Bartlett argued that Ressam had intentionally deceived the government and the court.
"His memory is fine," Bartlett said. "Only now, he's not using it to help us fight terrorists. Now he's using it to try to free as many terrorists as he can."
This was the second time Ressam appeared before Coughenour for sentencing. His first sentence, also 22 years, was thrown out by the 9th U.S. Circuit Court of Appeals because Coughenour had failed to cite for the record the applicable sentencing guidelines, and why he diverged from them. Ressam faced a minimum of 65 years in prison — and up to 130 years — when he was convicted.
At the first sentencing hearing, Coughenour angered prosecutors and federal agents by criticizing the Bush administration's practice of holding some terrorism suspects without trial as "enemy combatants" and preparing to try others in secret military tribunals.
Among those in the federal courtroom in Seattle on Wednesday was Gordon Haberman, whose 25-year-old daughter, Andrea, died in the Sept. 11 attacks on the World Trade Center in New York City. He said he was disappointed in the sentence given to Ressam.
Haberman, who traveled to Seattle from Wisconsin for the sentencing, called Ressam a coward.
"He meant to kill a lot of people," said Haberman, whose daughter was working on the 92nd floor of the North Tower when it was struck by a plane piloted by terrorists. Andrea was engaged to be married and on her first business trip.
Indicted almost solely on Ressam's testimony were Samir Ait Mohamed in Montreal, who Ressam said helped him plan the Los Angeles airport attacks and who once proposed setting off a bomb in a Jewish neighborhood there, and a London al-Qaida recruiter named Abu Doha.
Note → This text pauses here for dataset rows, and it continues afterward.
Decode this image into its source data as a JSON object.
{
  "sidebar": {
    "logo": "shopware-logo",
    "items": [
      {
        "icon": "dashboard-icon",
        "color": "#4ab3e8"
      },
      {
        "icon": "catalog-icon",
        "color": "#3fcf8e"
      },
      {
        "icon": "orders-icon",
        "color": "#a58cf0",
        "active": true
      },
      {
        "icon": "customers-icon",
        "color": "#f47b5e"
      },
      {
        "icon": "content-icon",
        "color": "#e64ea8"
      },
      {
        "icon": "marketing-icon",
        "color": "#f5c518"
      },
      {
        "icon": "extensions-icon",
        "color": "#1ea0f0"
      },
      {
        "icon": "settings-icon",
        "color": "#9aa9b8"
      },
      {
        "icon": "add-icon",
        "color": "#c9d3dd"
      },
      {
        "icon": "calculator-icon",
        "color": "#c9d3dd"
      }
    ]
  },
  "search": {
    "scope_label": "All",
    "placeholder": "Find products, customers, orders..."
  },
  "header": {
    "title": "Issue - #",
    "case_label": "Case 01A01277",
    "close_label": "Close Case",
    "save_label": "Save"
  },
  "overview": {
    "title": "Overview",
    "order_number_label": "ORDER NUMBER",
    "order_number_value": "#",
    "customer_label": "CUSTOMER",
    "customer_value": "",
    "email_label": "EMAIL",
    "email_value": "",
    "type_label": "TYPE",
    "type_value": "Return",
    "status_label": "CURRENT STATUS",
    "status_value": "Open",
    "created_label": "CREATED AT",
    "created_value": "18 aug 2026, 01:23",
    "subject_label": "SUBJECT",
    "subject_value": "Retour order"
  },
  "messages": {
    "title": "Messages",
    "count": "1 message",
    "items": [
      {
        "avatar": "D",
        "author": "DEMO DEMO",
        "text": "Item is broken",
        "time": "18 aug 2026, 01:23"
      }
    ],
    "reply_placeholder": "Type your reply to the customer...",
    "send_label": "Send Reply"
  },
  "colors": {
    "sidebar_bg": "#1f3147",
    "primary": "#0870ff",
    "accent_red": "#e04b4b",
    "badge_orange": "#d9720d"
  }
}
Doha, according to Ressam's testimony, recruited for al-Qaida cells in the U.S. and Canada and acted as go-between between Ressam and al-Qaida higher-ups, including Abu Zubaydah, who ran Osama bin Laden's terrorism training camps in Afghanistan, and bin Laden himself.
Bartlett said Doha is "without question, one of the most dangerous terrorists ever charged by the United States" and is free today because Ressam stopped cooperating.
Ait Mohamed was deported in January 2006 from Canada to Algeria after he voluntarily agreed to drop his fight against a deportation order. Doha was released from prison in London, where he was fighting extradition to the U.S. for trial on charges based almost entirely on Ressam's testimony. He remains in England, where he is fighting deportation, according to court documents.
Ressam also recanted statements implicating two other Canadian men in terrorist activities, including one who helped finance Ressam's plot and who later was captured fighting with the Taliban in Afghanistan.
Seattle Times staff reporter Jennifer Sullivan contributed to this report.